On the other hand, limiting clean vehicle technologies strictly to vehicles powered by electric motors fed by batteries or hydrogen doesn’t leave room for future innovation. I don’t know what exactly that would be, but new technologies in the future might not fit Washington’s strict definition and require a law change to allow the vehicles to be sold and registered in the state.
Just for a crazy example, if somebody invented the Mr. Fusion device from Back To The Future, and we could power an EV with banana peels and beer cans, the Washington state legislature would have to go through a big song and dance just to approve it. That could take years, and the existing industry players might look for ways to shut Doc Brown out and prevent the necessary legal changes.
It ultimately might be better to just specify that the vehicle is a zero-emission vehicle and leave it at that.
Finally, it’s unclear whether a plugin hybrid (PHEV) fits this definition. The bill (likely to become law as written) says that the electric motor (and nothing else) must drive the vehicle, and that the energy must come from a battery pack or hydrogen. It doesn’t approve or disapprove either way of where the energy in a battery pack should come from, so it may allow automakers to sell plugin hybrids as long as they’re series hybrids and not parallel hybrids.

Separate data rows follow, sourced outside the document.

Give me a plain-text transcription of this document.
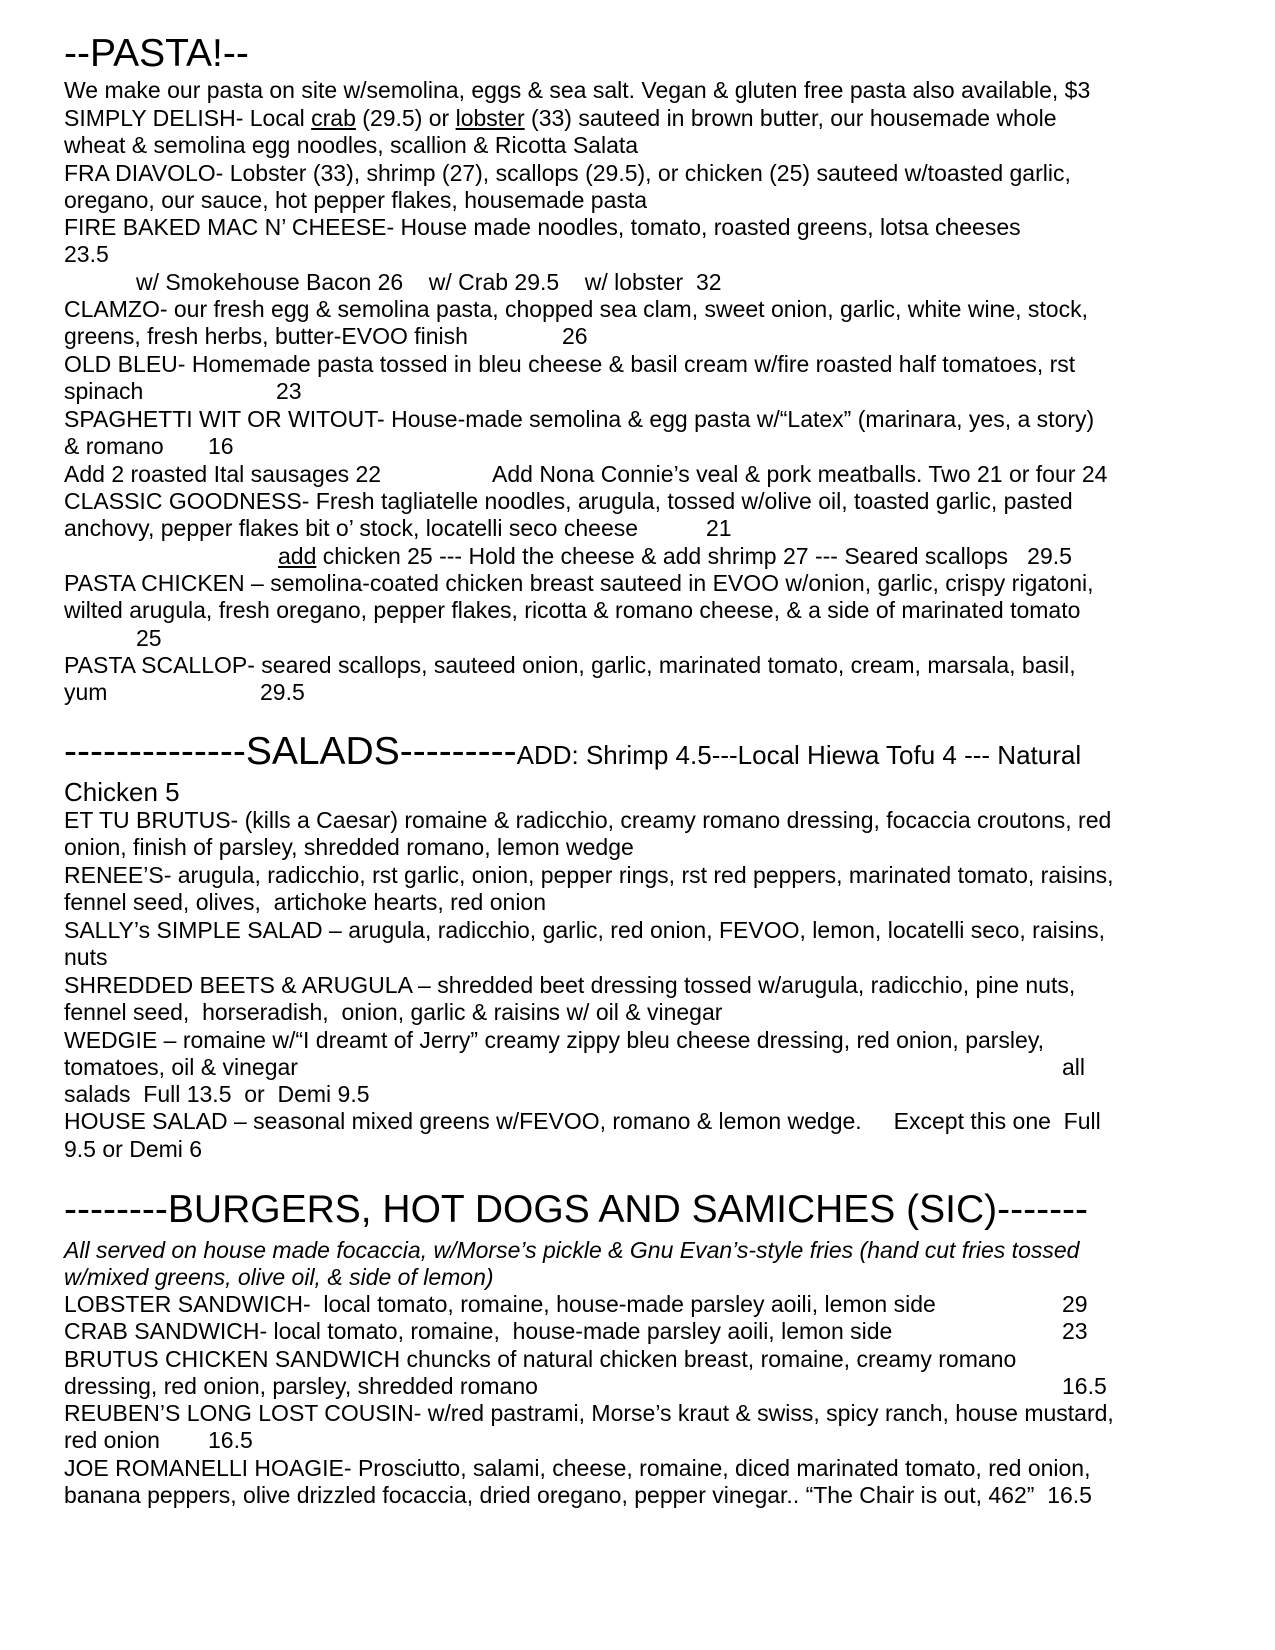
--PASTA!--
We make our pasta on site w/semolina, eggs & sea salt. Vegan & gluten free pasta also available, $3
SIMPLY DELISH- Local crab (29.5) or lobster (33) sauteed in brown butter, our housemade whole
wheat & semolina egg noodles, scallion & Ricotta Salata
FRA DIAVOLO- Lobster (33), shrimp (27), scallops (29.5), or chicken (25) sauteed w/toasted garlic,
oregano, our sauce, hot pepper flakes, housemade pasta
FIRE BAKED MAC N’ CHEESE- House made noodles, tomato, roasted greens, lotsa cheeses
23.5
w/ Smokehouse Bacon 26    w/ Crab 29.5    w/ lobster  32
CLAMZO- our fresh egg & semolina pasta, chopped sea clam, sweet onion, garlic, white wine, stock,
greens, fresh herbs, butter-EVOO finish	26
OLD BLEU- Homemade pasta tossed in bleu cheese & basil cream w/fire roasted half tomatoes, rst
spinach	23
SPAGHETTI WIT OR WITOUT- House-made semolina & egg pasta w/“Latex” (marinara, yes, a story)
& romano 16
Add 2 roasted Ital sausages 22	Add Nona Connie’s veal & pork meatballs. Two 21 or four 24
CLASSIC GOODNESS- Fresh tagliatelle noodles, arugula, tossed w/olive oil, toasted garlic, pasted
anchovy, pepper flakes bit o’ stock, locatelli seco cheese	21
add chicken 25 --- Hold the cheese & add shrimp 27 --- Seared scallops   29.5
PASTA CHICKEN – semolina-coated chicken breast sauteed in EVOO w/onion, garlic, crispy rigatoni,
wilted arugula, fresh oregano, pepper flakes, ricotta & romano cheese, & a side of marinated tomato
25
PASTA SCALLOP- seared scallops, sauteed onion, garlic, marinated tomato, cream, marsala, basil,
yum	29.5
--------------SALADS---------ADD: Shrimp 4.5---Local Hiewa Tofu 4 --- Natural
Chicken 5
ET TU BRUTUS- (kills a Caesar) romaine & radicchio, creamy romano dressing, focaccia croutons, red
onion, finish of parsley, shredded romano, lemon wedge
RENEE’S- arugula, radicchio, rst garlic, onion, pepper rings, rst red peppers, marinated tomato, raisins,
fennel seed, olives,  artichoke hearts, red onion
SALLY’s SIMPLE SALAD – arugula, radicchio, garlic, red onion, FEVOO, lemon, locatelli seco, raisins,
nuts
SHREDDED BEETS & ARUGULA – shredded beet dressing tossed w/arugula, radicchio, pine nuts,
fennel seed,  horseradish,  onion, garlic & raisins w/ oil & vinegar
WEDGIE – romaine w/“I dreamt of Jerry” creamy zippy bleu cheese dressing, red onion, parsley,
tomatoes, oil & vinegar	all
salads  Full 13.5  or  Demi 9.5
HOUSE SALAD – seasonal mixed greens w/FEVOO, romano & lemon wedge.     Except this one  Full
9.5 or Demi 6
--------BURGERS, HOT DOGS AND SAMICHES (SIC)-------
All served on house made focaccia, w/Morse’s pickle & Gnu Evan’s-style fries (hand cut fries tossed
w/mixed greens, olive oil, & side of lemon)
LOBSTER SANDWICH-  local tomato, romaine, house-made parsley aoili, lemon side	29
CRAB SANDWICH- local tomato, romaine,  house-made parsley aoili, lemon side	23
BRUTUS CHICKEN SANDWICH chuncks of natural chicken breast, romaine, creamy romano
dressing, red onion, parsley, shredded romano	16.5
REUBEN’S LONG LOST COUSIN- w/red pastrami, Morse’s kraut & swiss, spicy ranch, house mustard,
red onion 16.5
JOE ROMANELLI HOAGIE- Prosciutto, salami, cheese, romaine, diced marinated tomato, red onion,
banana peppers, olive drizzled focaccia, dried oregano, pepper vinegar.. “The Chair is out, 462”  16.5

For example, the Chevy Volt (which operates in parallel on the highway, but is discontinued) and the Chrysler Pacifica Hybrid (which gives you gas power in parallel when you go for full throttle, like many plugin hybrids) wouldn’t fit because some mechanical energy comes from a gas motor. Something built more like the BMW i3 REx, which only uses gas to charge the battery and not for direct propulsion, might fit.
For better or worse, there’s some ambiguity there that may allow for gas-powered cars to continue to be sold after 2030.
Defining Light-Duty Vehicles
“Passenger and light duty vehicles” are on-road motor
vehicles with a scale weight of up to 10,000 pounds and three or more
wheels. Emergency services vehicles are not passenger and light duty
Basically, medium-duty and heavy-duty trucks wouldn’t be affected by this law. Thus, larger trucks and some cargo vans powered by diesel or gasoline could continue to be sold new after 2030. Between now and then, as technology for operating those vehicles on battery power improves, the Washington legislature may choose to add heavier duty vehicles to the law, but we don’t know how that will go.
Also, note that emergency services vehicles don’t have to be EVs. Expect that many emergency vehicles will go electric anyway because the total cost of ownership is still advantageous for the agencies operating them. On the other hand, there are edge cases (and emergencies often occur at the edges) where the range of an electric vehicle just won’t work out. Wilderness emergency vehicles, like those used for wildland firefighting, are a good example of this.
Keep in mind that emergency vehicles aren’t all owned by government. Someone doing roadside assistance or light towing for AAA may fit the definition and be able to register a non-electric vehicle in the state after 2030. Will many do that? Probably not, as the cost benefits of an electric vehicle will be increasingly hard to deny or ignore.
However this all works out, it’s still a very bold move by the state’s legislature. Not only is Washington years ahead of others, but it’s also passing a real law and not just some executive order. Other provisions direct utilities and others involved in transportation to make sure the electricity and charging infrastructure would be in place to support all of the EVs, so they’re clearly serious about doing this.